Linear stability and control in MHD Poiseuille nanoparticle flow
Аннотация
This study examines the linear stability of magnetohydrodynamic Poiseuille flow of nanoparticle based nanofluids under an applied magnetic field. Small perturbations are introduced to analyze flow stability, and the governing equations are nondimensionalized in terms of the Reynolds number R e , Hartmann number H a , Prandtl number P r , wave number k, and nanoparticle volume fraction ϕ . The resulting eigenvalue problem is solved using the Chebyshev collocation method together with the Qualitat and Zuverlassigkeit (QZ) algorithm. Stability characteristics are investigated through the Orr–Sommerfeld formulation, and the complex growth rate ω , wave number k, and Reynolds number R e are evaluated numerically. The results show that increasing the magnetic parameter H a significantly reduces the growth rate ω and shifts R e toward higher values, indicating enhanced flow stability due to Lorentz force damping.

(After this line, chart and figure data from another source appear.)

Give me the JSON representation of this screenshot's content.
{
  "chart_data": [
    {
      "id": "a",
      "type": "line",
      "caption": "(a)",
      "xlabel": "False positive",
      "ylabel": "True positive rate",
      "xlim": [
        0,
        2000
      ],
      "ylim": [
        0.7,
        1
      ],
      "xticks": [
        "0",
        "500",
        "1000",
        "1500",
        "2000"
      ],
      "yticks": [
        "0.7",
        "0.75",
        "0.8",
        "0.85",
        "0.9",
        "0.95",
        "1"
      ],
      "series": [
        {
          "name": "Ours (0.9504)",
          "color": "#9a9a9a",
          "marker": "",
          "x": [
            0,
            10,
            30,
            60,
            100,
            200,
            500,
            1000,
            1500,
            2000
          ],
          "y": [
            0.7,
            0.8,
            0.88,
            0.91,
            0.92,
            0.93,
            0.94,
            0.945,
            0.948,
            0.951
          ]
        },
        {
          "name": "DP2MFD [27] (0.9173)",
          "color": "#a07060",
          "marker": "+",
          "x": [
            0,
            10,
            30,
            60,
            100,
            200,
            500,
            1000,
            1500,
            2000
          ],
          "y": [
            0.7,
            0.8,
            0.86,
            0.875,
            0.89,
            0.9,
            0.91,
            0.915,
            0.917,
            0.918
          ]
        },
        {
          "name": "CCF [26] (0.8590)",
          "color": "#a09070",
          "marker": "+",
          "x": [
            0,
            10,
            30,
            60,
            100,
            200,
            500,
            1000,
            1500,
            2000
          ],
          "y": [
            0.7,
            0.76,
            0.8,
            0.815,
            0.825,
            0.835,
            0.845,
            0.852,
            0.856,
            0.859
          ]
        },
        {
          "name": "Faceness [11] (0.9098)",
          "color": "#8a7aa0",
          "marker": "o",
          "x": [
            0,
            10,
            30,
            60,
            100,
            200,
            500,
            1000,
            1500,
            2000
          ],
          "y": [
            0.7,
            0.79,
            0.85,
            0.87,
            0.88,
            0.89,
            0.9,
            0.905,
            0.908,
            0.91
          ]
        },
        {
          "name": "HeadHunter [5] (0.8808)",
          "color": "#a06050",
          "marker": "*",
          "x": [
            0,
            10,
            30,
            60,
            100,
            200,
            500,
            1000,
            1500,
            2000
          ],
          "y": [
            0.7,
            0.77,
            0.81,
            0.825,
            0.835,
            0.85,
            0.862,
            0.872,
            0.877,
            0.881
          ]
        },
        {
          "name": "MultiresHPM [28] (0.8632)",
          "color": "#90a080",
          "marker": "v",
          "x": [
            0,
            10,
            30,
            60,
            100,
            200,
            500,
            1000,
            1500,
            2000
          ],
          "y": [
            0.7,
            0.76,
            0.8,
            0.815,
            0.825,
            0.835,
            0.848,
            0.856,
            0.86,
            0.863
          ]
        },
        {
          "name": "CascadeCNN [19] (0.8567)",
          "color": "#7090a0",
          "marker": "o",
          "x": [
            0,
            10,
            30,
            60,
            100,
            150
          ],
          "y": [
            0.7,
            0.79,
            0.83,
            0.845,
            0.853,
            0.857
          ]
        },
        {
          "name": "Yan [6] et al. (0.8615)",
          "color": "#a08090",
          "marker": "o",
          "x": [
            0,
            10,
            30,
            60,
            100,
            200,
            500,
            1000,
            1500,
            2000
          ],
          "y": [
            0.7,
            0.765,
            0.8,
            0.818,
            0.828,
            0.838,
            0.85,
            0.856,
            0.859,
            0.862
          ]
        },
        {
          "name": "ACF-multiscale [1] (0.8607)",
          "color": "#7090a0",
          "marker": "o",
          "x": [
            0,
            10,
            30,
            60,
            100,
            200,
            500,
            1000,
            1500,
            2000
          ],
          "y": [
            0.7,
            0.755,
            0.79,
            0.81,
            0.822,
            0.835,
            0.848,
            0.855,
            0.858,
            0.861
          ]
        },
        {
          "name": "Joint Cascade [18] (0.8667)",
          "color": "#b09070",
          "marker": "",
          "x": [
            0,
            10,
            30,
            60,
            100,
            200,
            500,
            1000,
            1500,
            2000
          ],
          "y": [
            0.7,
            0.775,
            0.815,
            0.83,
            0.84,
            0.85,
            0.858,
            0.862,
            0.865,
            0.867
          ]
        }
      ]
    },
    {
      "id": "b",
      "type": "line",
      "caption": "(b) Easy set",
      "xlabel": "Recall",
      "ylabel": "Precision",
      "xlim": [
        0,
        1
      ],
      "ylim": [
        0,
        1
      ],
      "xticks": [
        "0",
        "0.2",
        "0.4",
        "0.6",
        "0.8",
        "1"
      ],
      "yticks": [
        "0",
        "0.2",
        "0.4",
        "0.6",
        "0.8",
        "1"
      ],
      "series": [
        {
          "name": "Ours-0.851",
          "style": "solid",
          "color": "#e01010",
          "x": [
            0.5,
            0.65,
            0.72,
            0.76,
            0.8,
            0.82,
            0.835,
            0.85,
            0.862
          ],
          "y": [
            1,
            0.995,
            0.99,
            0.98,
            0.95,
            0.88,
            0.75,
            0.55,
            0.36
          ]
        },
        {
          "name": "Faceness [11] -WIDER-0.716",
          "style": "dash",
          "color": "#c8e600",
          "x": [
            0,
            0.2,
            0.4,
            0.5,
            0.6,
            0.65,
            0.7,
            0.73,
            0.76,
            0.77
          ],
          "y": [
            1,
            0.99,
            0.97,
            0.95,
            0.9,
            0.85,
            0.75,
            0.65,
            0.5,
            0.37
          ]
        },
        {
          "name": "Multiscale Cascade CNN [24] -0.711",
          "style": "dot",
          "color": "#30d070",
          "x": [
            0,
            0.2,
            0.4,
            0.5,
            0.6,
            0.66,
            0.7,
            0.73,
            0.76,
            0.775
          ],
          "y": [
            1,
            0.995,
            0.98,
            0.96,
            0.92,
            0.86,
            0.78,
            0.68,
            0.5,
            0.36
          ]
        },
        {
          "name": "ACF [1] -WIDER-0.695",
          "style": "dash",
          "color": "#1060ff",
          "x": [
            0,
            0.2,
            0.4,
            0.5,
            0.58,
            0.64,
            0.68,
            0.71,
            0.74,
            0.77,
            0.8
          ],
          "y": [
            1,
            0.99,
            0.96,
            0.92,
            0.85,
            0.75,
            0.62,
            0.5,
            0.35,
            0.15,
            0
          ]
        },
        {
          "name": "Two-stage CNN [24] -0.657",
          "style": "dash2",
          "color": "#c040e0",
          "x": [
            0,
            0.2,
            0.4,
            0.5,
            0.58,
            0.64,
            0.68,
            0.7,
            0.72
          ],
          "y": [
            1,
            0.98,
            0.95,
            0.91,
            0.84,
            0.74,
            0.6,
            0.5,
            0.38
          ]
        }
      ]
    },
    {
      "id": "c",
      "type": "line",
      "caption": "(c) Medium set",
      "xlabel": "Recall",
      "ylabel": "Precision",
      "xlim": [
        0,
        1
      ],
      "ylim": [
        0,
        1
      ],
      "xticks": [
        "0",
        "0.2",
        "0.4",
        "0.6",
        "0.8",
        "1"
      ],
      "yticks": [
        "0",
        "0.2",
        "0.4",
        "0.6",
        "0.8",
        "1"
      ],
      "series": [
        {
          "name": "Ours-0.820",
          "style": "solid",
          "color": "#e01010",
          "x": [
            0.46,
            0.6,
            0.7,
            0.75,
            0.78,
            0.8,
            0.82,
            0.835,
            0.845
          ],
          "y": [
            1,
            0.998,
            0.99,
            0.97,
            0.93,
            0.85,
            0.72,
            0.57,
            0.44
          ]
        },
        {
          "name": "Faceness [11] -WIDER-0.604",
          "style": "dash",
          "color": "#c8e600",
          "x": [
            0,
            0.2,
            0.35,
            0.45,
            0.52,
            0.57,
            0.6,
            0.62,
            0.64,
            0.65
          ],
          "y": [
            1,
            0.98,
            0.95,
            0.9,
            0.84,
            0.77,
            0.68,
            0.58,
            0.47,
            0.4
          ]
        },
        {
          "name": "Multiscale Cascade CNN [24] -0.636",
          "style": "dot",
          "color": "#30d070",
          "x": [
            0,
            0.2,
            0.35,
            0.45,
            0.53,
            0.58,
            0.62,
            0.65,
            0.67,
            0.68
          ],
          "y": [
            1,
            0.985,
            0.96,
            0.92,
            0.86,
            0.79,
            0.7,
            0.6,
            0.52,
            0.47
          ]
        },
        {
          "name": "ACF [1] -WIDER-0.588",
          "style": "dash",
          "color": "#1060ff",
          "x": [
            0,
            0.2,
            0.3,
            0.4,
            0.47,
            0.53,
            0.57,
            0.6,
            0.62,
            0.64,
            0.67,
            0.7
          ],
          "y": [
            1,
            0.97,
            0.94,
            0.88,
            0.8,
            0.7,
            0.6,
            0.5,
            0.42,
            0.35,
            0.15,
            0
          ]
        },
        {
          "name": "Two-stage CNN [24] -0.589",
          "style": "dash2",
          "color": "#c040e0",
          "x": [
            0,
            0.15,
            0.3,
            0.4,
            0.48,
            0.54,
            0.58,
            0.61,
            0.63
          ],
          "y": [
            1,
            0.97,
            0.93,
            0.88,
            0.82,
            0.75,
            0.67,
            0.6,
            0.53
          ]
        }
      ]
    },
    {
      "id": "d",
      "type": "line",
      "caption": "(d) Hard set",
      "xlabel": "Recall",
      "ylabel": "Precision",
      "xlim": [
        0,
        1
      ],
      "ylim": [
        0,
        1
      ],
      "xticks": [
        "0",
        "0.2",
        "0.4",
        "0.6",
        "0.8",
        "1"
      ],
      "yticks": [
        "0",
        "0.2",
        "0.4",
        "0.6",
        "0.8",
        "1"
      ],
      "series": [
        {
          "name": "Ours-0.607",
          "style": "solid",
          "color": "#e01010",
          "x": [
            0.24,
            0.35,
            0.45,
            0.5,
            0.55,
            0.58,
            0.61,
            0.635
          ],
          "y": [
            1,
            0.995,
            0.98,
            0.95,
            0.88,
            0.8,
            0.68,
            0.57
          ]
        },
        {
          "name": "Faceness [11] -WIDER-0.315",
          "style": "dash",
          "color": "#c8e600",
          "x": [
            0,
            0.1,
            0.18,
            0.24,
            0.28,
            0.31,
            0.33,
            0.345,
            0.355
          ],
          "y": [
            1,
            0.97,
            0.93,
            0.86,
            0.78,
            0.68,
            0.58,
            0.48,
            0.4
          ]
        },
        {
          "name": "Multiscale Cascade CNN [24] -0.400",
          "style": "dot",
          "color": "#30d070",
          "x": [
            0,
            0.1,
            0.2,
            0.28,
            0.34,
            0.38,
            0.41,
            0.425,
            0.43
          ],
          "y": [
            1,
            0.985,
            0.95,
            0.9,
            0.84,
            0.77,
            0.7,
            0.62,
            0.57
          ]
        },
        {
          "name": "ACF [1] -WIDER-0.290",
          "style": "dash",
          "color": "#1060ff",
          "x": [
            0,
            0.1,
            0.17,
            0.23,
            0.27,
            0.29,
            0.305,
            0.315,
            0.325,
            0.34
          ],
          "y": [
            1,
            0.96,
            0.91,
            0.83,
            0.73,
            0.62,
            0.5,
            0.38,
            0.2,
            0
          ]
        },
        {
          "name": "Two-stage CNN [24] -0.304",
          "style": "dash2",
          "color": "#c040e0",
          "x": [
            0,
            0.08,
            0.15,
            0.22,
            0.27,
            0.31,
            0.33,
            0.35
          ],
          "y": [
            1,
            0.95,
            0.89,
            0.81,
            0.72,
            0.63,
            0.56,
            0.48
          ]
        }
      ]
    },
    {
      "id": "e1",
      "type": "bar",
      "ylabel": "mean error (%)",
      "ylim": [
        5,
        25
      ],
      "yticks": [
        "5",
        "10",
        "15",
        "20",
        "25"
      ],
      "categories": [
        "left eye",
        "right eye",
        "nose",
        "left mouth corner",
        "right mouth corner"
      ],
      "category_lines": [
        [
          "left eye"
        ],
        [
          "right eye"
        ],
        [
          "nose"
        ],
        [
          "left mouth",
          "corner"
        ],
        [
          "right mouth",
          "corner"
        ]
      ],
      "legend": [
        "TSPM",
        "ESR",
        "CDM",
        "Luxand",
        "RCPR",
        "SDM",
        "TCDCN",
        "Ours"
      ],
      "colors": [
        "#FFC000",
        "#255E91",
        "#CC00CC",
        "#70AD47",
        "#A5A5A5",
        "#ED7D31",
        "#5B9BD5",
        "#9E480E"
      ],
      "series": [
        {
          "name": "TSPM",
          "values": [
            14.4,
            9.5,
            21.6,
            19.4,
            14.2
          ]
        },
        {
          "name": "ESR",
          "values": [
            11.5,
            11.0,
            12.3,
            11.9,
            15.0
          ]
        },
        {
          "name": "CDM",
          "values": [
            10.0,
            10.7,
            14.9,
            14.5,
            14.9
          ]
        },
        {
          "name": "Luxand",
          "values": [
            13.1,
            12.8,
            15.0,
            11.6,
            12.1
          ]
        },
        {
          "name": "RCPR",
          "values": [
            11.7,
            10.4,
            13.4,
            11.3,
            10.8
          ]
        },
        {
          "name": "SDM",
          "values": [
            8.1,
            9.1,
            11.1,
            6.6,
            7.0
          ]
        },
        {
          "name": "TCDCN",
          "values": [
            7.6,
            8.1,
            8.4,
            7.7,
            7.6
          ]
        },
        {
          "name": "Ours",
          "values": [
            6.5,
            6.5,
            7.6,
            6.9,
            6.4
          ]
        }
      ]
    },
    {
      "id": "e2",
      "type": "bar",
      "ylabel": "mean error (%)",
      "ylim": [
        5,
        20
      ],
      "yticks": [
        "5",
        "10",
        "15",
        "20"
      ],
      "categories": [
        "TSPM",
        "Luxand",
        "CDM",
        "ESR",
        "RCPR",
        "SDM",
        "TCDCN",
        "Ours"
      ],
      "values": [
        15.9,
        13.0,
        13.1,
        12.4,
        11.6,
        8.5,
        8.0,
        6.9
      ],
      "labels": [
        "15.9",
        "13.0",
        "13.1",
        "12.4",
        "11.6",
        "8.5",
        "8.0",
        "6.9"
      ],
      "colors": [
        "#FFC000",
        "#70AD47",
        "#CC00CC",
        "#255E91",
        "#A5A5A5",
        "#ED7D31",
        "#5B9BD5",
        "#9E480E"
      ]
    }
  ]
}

It is observed that higher wave numbers k suppress instability, while increasing R e promotes disturbance amplification and destabilizes the flow. Variations in P r strongly influence thermal stability by altering the balance between thermal diffusion and momentum transport. These quantitative findings demonstrate effective magnetic control of instability and are relevant to thermal management systems, electrical cooling technologies, targeted drug delivery, and advanced heat transfer applications.